Award-winning film maker Woody Allen fears his first foray into directing for the small screen will be a disaster, saying that he should never have signed up to make a television show for Amazon.com.
Amazon announced in January it had secured a deal for Allen to write and direct a series of half-hour episodes for its streaming television service.
"It is a catastrophic mistake," the 79-year-old Allen told a news conference in Cannes, where he was presenting his latest movie "Irrational Man".
"I'm doing my best with it. I'm struggling with it at home. I should never have gotten into this."
Allen said he expected shooting 30 minute episodes would be a stroll, but it was turning out to be very tough.
"It's very hard for me.

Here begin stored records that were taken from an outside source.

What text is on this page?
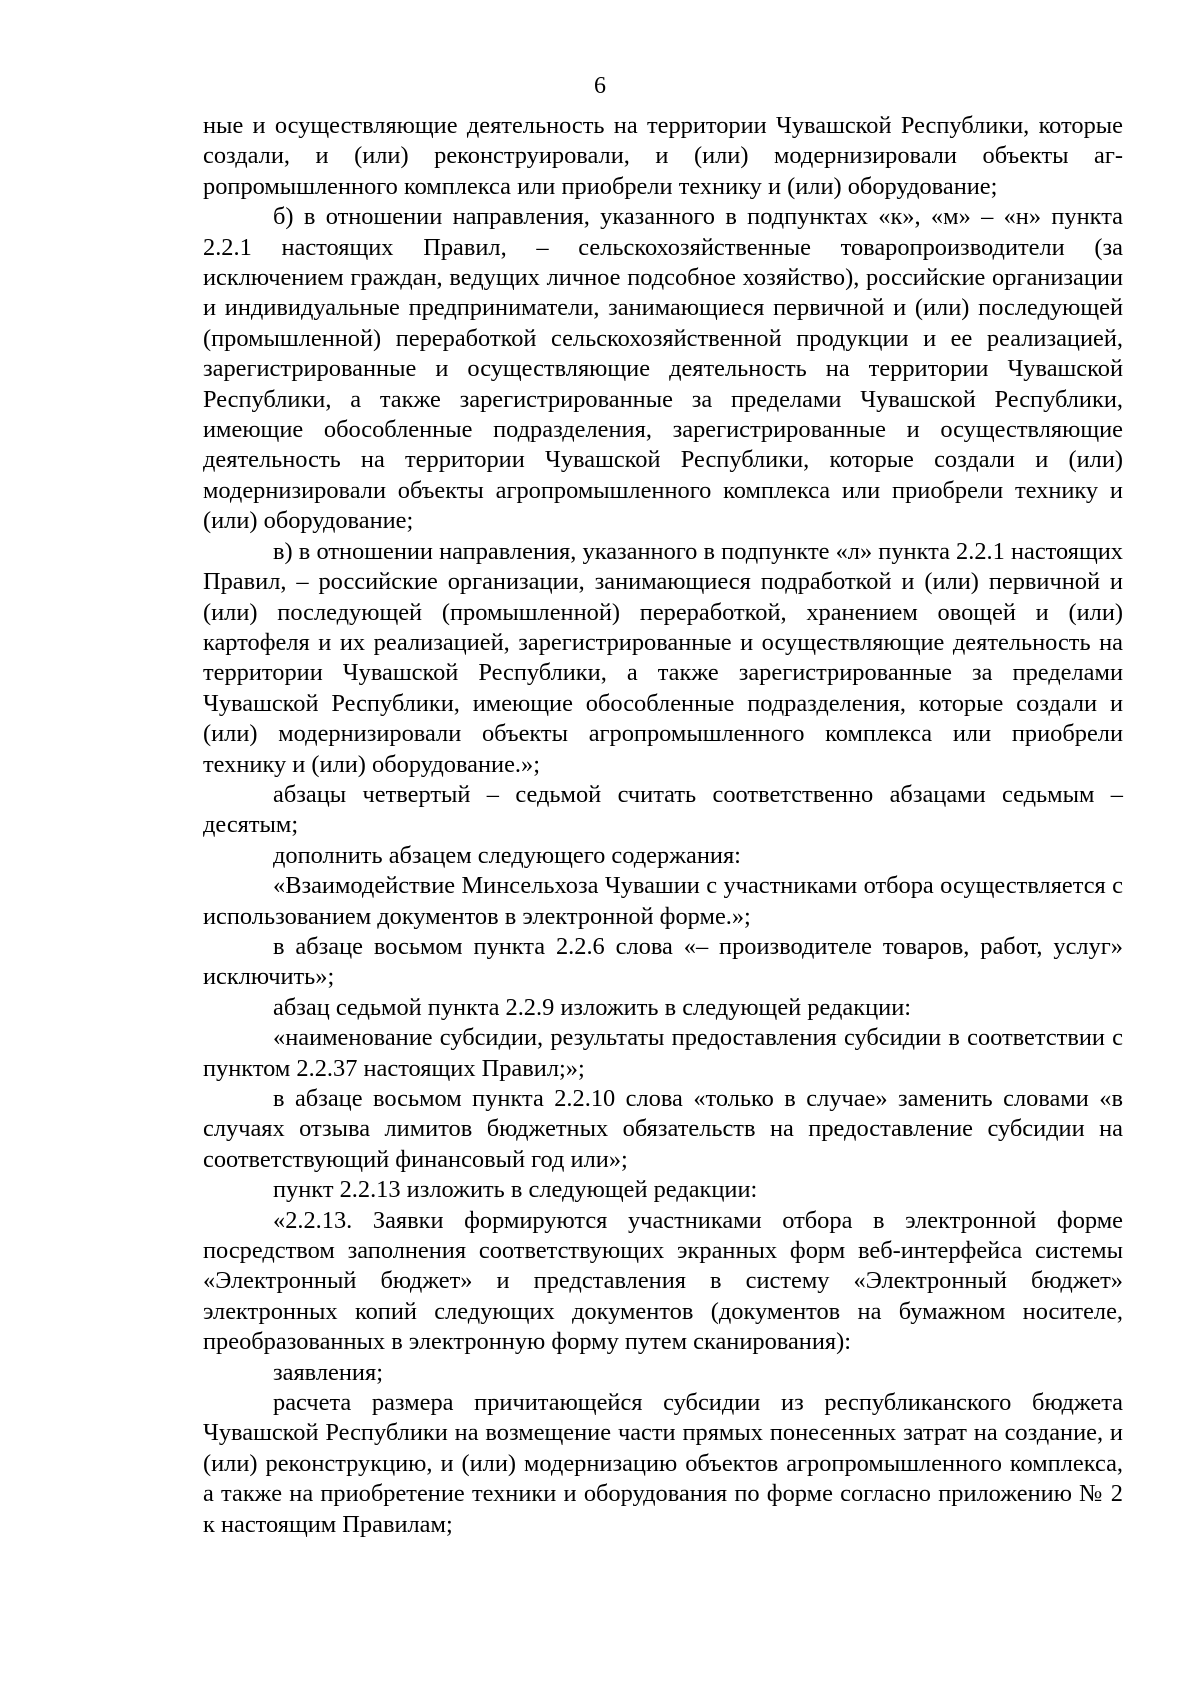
6

ные и осуществляющие деятельность на территории Чувашской Республики, которые создали, и (или) реконструировали, и (или) модернизировали объекты агропромышленного комплекса или приобрели технику и (или) оборудование;

б) в отношении направления, указанного в подпунктах «к», «м» – «н» пункта 2.2.1 настоящих Правил, – сельскохозяйственные товаропроизводители (за исключением граждан, ведущих личное подсобное хозяйство), российские организации и индивидуальные предприниматели, занимающиеся первичной и (или) последующей (промышленной) переработкой сельскохозяйственной продукции и ее реализацией, зарегистрированные и осуществляющие деятельность на территории Чувашской Республики, а также зарегистрированные за пределами Чувашской Республики, имеющие обособленные подразделения, зарегистрированные и осуществляющие деятельность на территории Чувашской Республики, которые создали и (или) модернизировали объекты агропромышленного комплекса или приобрели технику и (или) оборудование;

в) в отношении направления, указанного в подпункте «л» пункта 2.2.1 настоящих Правил, – российские организации, занимающиеся подработкой и (или) первичной и (или) последующей (промышленной) переработкой, хранением овощей и (или) картофеля и их реализацией, зарегистрированные и осуществляющие деятельность на территории Чувашской Республики, а также зарегистрированные за пределами Чувашской Республики, имеющие обособленные подразделения, которые создали и (или) модернизировали объекты агропромышленного комплекса или приобрели технику и (или) оборудование.»;

абзацы четвертый – седьмой считать соответственно абзацами седьмым – десятым;

дополнить абзацем следующего содержания:

«Взаимодействие Минсельхоза Чувашии с участниками отбора осуществляется с использованием документов в электронной форме.»;

в абзаце восьмом пункта 2.2.6 слова «– производителе товаров, работ, услуг» исключить»;

абзац седьмой пункта 2.2.9 изложить в следующей редакции:

«наименование субсидии, результаты предоставления субсидии в соответствии с пунктом 2.2.37 настоящих Правил;»;

в абзаце восьмом пункта 2.2.10 слова «только в случае» заменить словами «в случаях отзыва лимитов бюджетных обязательств на предоставление субсидии на соответствующий финансовый год или»;

пункт 2.2.13 изложить в следующей редакции:

«2.2.13. Заявки формируются участниками отбора в электронной форме посредством заполнения соответствующих экранных форм веб-интерфейса системы «Электронный бюджет» и представления в систему «Электронный бюджет» электронных копий следующих документов (документов на бумажном носителе, преобразованных в электронную форму путем сканирования):

заявления;

расчета размера причитающейся субсидии из республиканского бюджета Чувашской Республики на возмещение части прямых понесенных затрат на создание, и (или) реконструкцию, и (или) модернизацию объектов агропромышленного комплекса, а также на приобретение техники и оборудования по форме согласно приложению № 2 к настоящим Правилам;
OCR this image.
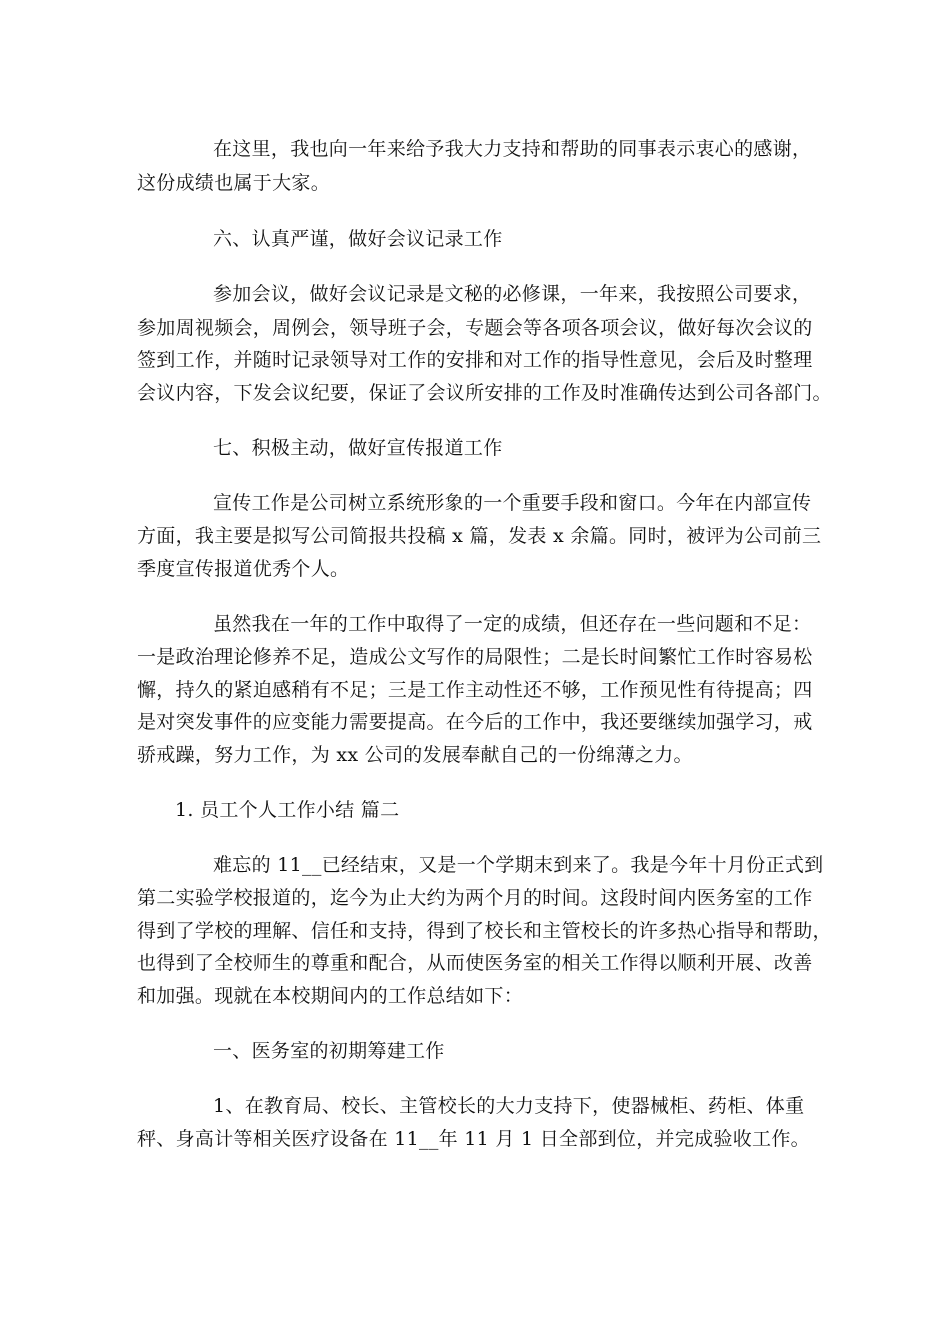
在这里，我也向一年来给予我大力支持和帮助的同事表示衷心的感谢，
这份成绩也属于大家。
六、认真严谨，做好会议记录工作
参加会议，做好会议记录是文秘的必修课，一年来，我按照公司要求，
参加周视频会，周例会，领导班子会，专题会等各项各项会议，做好每次会议的
签到工作，并随时记录领导对工作的安排和对工作的指导性意见，会后及时整理
会议内容，下发会议纪要，保证了会议所安排的工作及时准确传达到公司各部门。
七、积极主动，做好宣传报道工作
宣传工作是公司树立系统形象的一个重要手段和窗口。今年在内部宣传
方面，我主要是拟写公司简报共投稿 x 篇，发表 x 余篇。同时，被评为公司前三
季度宣传报道优秀个人。
虽然我在一年的工作中取得了一定的成绩，但还存在一些问题和不足：
一是政治理论修养不足，造成公文写作的局限性；二是长时间繁忙工作时容易松
懈，持久的紧迫感稍有不足；三是工作主动性还不够，工作预见性有待提高；四
是对突发事件的应变能力需要提高。在今后的工作中，我还要继续加强学习，戒
骄戒躁，努力工作，为 xx 公司的发展奉献自己的一份绵薄之力。
1. 员工个人工作小结 篇二
难忘的 11__已经结束，又是一个学期末到来了。我是今年十月份正式到
第二实验学校报道的，迄今为止大约为两个月的时间。这段时间内医务室的工作
得到了学校的理解、信任和支持，得到了校长和主管校长的许多热心指导和帮助，
也得到了全校师生的尊重和配合，从而使医务室的相关工作得以顺利开展、改善
和加强。现就在本校期间内的工作总结如下：
一、医务室的初期筹建工作
1、在教育局、校长、主管校长的大力支持下，使器械柜、药柜、体重
秤、身高计等相关医疗设备在 11__年 11 月 1 日全部到位，并完成验收工作。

I thought it was going to be easy. Doing a movie is a big long thing, but to do six half hours I figured it would be a cinch. I do a half hour, I do another half hour. … but it's not, it's very, very hard and I just hope I don't disappoint Amazon," he said.
"I am struggling with it, I am not good at it, I don't watch any of those television series really, so I don't know what I'm doing. I'm floundering. I expect this to be a cosmic embarrassment when it comes out."
Filmmakers such as Martin Scorsese, Steven Soderbergh, David Fincher and Guillermo del Toro have all made recent forays into television, helping end the stigma that used to be attached to small screen productions in the eyes of the cinema greats.
Allen's online series is due to come out next year.